Наш «додж» продолжал нестись по раскату шоссе, навстречу теплому беспокойному ветру, и ночь над нами все еще была черна и непроницаема.
ЧАСТЬ ВТОРАЯ
ПЕРЕД РАССВЕТОМ
ГЛАВА ПЕРВАЯ
В тот же вечер в Бухаресте, на тихой улице, в каменном доме с узорчатой железной решеткой на парадной двери и спущенными жалюзи на окнах, высокий, полный и рано полысевший человек шагал по мягкому персидскому ковру, стены комнаты были закрыты стеллажами, свет от единственной зажженной на столе лампы с абажуром из севрского фарфора отражался в пестрых корешках книг, в темной полировке старинной мебели бидермайер; все здесь напоминало кабинет ученого или философа, изысканный уголок для глубоких раздумий. Но это был кабинет палача. Грузный человек, облаченный в просторный фланелевый костюм, никого сам не убивал, никогда даже не притрагивался к револьверу, который болтался на ремнях его партийного мундира. И все-таки он был палач, что было известно всем, кто знал его обрюзгшее лицо с мясистым носом и водянистыми глазами, которые он прятал за толстыми стеклами очков. Это знали и те, кто никогда его не видел. Не знал этого только он сам.
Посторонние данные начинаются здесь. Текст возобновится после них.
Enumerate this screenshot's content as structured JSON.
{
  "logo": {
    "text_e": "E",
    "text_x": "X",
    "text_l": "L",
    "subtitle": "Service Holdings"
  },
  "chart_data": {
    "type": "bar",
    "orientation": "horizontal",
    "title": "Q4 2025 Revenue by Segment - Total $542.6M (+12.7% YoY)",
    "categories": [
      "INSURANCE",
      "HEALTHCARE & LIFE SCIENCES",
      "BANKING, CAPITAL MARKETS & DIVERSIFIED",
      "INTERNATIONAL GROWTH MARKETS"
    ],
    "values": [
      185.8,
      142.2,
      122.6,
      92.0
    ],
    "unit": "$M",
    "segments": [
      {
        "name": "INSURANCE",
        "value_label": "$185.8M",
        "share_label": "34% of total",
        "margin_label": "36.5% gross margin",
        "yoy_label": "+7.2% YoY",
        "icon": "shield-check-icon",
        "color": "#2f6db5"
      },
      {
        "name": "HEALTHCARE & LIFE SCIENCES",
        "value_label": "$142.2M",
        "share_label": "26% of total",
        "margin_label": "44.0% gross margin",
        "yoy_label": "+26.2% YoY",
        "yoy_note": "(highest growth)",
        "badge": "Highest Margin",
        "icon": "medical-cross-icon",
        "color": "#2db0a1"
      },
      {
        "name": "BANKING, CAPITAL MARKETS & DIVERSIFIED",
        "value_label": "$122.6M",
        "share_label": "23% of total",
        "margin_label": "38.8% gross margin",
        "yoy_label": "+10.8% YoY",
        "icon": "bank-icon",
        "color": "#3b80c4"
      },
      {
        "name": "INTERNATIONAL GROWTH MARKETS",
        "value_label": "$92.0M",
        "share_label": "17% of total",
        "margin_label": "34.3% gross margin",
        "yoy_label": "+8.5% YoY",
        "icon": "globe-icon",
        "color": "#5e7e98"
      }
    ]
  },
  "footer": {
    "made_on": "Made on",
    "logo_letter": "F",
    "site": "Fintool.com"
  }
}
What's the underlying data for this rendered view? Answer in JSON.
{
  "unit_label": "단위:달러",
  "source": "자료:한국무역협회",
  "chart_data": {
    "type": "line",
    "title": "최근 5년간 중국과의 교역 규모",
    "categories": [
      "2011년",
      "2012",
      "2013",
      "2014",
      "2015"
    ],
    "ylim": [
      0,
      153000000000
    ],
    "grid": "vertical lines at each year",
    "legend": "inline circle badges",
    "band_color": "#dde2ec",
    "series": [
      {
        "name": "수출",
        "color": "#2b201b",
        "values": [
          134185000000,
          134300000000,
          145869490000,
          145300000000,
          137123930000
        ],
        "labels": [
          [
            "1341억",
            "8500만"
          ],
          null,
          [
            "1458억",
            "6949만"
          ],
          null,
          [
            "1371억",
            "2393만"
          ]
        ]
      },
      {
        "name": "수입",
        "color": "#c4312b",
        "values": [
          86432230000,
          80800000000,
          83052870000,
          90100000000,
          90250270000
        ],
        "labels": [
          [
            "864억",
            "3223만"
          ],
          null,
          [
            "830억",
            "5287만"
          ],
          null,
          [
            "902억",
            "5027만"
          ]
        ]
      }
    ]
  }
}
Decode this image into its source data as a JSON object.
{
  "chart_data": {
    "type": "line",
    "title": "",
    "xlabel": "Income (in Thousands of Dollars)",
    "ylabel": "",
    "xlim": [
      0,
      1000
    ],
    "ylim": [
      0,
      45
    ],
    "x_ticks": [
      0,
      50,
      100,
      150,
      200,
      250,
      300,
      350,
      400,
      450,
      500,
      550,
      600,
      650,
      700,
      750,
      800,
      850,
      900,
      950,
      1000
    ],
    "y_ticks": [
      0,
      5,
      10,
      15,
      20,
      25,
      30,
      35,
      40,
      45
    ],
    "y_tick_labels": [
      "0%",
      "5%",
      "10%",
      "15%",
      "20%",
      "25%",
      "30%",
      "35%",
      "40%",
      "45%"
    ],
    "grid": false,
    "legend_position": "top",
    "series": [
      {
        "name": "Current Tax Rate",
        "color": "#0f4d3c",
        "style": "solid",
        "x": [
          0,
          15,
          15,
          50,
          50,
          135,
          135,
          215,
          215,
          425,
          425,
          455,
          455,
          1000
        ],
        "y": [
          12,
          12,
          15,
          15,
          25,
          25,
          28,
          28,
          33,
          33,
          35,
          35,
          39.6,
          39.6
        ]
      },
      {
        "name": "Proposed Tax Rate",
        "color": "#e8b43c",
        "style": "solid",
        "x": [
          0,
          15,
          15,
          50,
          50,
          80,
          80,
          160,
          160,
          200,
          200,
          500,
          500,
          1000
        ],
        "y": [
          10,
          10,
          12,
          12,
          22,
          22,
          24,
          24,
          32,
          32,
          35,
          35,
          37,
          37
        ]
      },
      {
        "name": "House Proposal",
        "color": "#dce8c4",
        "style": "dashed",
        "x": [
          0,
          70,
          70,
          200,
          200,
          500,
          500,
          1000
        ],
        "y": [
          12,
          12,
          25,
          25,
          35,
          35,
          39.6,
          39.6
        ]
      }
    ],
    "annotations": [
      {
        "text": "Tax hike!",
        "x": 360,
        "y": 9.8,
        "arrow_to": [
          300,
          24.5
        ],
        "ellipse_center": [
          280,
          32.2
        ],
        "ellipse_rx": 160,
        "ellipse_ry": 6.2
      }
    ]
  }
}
И д т и т у д а и л и н е и д т и? Он уже с утра задумал идти, но никак не мог решиться. Может быть, лучше подождать и не напоминать о себе? Или ему все же следует бежать из города? Он подошел к столу и налил в стакан воду из старинного графина венецианского стекла. Толстые пальцы его дрожали, толстые губы, прильнувшие к холодному стеклу, дрожали — уж не страх ли это? Аурел Мадан боится? Он, который написал гимн железногвардейских «отрядов смерти», дрожит? К а п и т а н, т ы б р о с и ш ь ж р е б и й , и м ы з а т о б о й п о й д е м… м ы л е г и о н е р ы и з о т р я д а с м е р т и — м ы п о б е д и м и л и у м р е м. Вся Румыния знала эту песню. Когда она раздавалась на улицах, в домах поспешно запирали двери и опускали железные шторы на окнах, но это никого не спасало, и многие услышали ее в свой последний час. Не он их убивал, конечно, — он только воспевал убийства и подсказывал «капитану» Кодряну, кого надо убить. Кодряну отдавал приказ, и их убивали. Их настигали пулями, когда они выходили из своих министерских вагонов, как премьер Дука, или возвращались домой в своих лимузинах, как премьер Калинеску, в них выпускали полные обоймы, когда они лежали в больничной палате беспомощные и обессиленные, как Стелеску; их вытаскивали из постели, увозили за город и пристреливали в глухом лесу или на проселочной дороге, как профессора Иоргу и Маджару, а тех, кто не был важной особой, — обыкновенных евреев и коммунистов — подвешивали на крючках бухарестской бойни, как освежеванный скот, выбрасывали из окон Зеленого Дома, насмерть забивали палками на улицах. Не он, конечно, он в этом не участвовал, он только объяснял палачам высокий смысл их деяний: в честь тройки, застрелившей Дуку, он написал «Балладу Никадоров», ясский погром и кровавую расправу в тюрьме Жилава назвал «сейсмическими толчками, возвещающими новую эру». М ы л е г и о н е р ы и з о т р я д а с м е р т и — м ы п о б е д и м и л и у м р е м…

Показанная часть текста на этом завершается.